Earlier this month, we learned Hewlett-Packard was planning to do more with webOS than just put it on its tablets, smartphones, and PCs. In fact, earlier this month HP executives said the company would consider licensing webOS to a couple of select partners, but not broadly. Now we're hearing that talks have already started.

"We are talking to a number of companies," HP CEO Léo Apotheker said during an interview with Bloomberg in Beijing, declining to elaborate on details. "I can share with you that a number of companies have expressed interest. We are continuing our conversations." Apotheker declined to give a timeframe for deciding on webOS partners, saying "there is no time pressure to do this."

Rumor has it that Samsung has held talks to use webOS in its smartphones, according to three people with knowledge of the discussions. Unsurprisingly, HP and Samsung have declined to comment. Samsung has bet a lot on Android though, and it has been doing quite well as a result, so we'd be surprised if the Korean company were to focus resources on yet another OS.

HP completed its acquisition of Palm for $1.2 billion in July 2010. Despite suspicions by many that the company would kill webOS, so far it has done the exact opposite. In October 2010, HP officially introduced webOS 2.0, the most significant update to the platform since its launch in 2009, along with the Palm Pre 2, the first device to sport it. The HP TouchPad, which is launching tomorrow, is running webOS 3.0.
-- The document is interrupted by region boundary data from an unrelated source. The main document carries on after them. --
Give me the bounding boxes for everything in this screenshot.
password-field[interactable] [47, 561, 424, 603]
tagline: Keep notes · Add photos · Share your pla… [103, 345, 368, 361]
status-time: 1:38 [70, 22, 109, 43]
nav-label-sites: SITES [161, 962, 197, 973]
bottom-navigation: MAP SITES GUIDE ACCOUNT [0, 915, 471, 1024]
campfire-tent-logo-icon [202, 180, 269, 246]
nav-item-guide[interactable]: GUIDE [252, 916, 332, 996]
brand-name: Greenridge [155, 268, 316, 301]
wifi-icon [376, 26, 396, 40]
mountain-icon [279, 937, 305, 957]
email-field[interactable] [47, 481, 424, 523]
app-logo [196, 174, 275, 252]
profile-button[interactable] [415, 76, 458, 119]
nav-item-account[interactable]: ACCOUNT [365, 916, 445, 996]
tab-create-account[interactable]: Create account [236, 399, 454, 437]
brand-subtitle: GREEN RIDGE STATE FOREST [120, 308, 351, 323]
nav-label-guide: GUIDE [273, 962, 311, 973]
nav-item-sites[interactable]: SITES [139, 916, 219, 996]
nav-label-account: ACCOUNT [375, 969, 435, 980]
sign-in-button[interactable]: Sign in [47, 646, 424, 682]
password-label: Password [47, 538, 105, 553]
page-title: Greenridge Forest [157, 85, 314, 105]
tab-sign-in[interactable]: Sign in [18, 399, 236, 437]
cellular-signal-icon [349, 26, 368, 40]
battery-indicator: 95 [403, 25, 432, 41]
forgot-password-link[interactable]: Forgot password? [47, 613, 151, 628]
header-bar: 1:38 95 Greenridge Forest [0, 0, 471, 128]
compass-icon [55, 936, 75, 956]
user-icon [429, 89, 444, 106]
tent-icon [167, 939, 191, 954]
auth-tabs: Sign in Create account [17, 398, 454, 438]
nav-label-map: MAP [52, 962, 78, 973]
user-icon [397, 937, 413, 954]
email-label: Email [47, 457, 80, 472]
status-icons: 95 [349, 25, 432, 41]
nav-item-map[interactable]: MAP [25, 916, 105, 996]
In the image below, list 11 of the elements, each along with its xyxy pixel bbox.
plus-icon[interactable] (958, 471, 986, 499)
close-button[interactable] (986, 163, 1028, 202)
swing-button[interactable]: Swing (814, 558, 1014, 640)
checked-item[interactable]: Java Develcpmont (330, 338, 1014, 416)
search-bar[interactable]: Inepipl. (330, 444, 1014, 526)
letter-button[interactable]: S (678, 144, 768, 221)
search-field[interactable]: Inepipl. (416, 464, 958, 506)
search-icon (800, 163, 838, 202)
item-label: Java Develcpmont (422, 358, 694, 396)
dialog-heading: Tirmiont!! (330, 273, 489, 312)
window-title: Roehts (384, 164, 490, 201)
Three months ago, HP announced that it plans to put webOS on all of its PCs in 2012. A beta (running in a browser on Windows) is slated for this year. We're not too sure how we feel about having it run in a browser, but we're willing to see what HP cooks up before giving our thoughts.

HP's webOS strategy appears to be centered on leveraging its PC business to push webOS in mobile: both on smartphones and especially on tablets. It is way too soon to tell if this will work, but if webOS is going to succeed, another mobile OS will likely end up dying a slow death.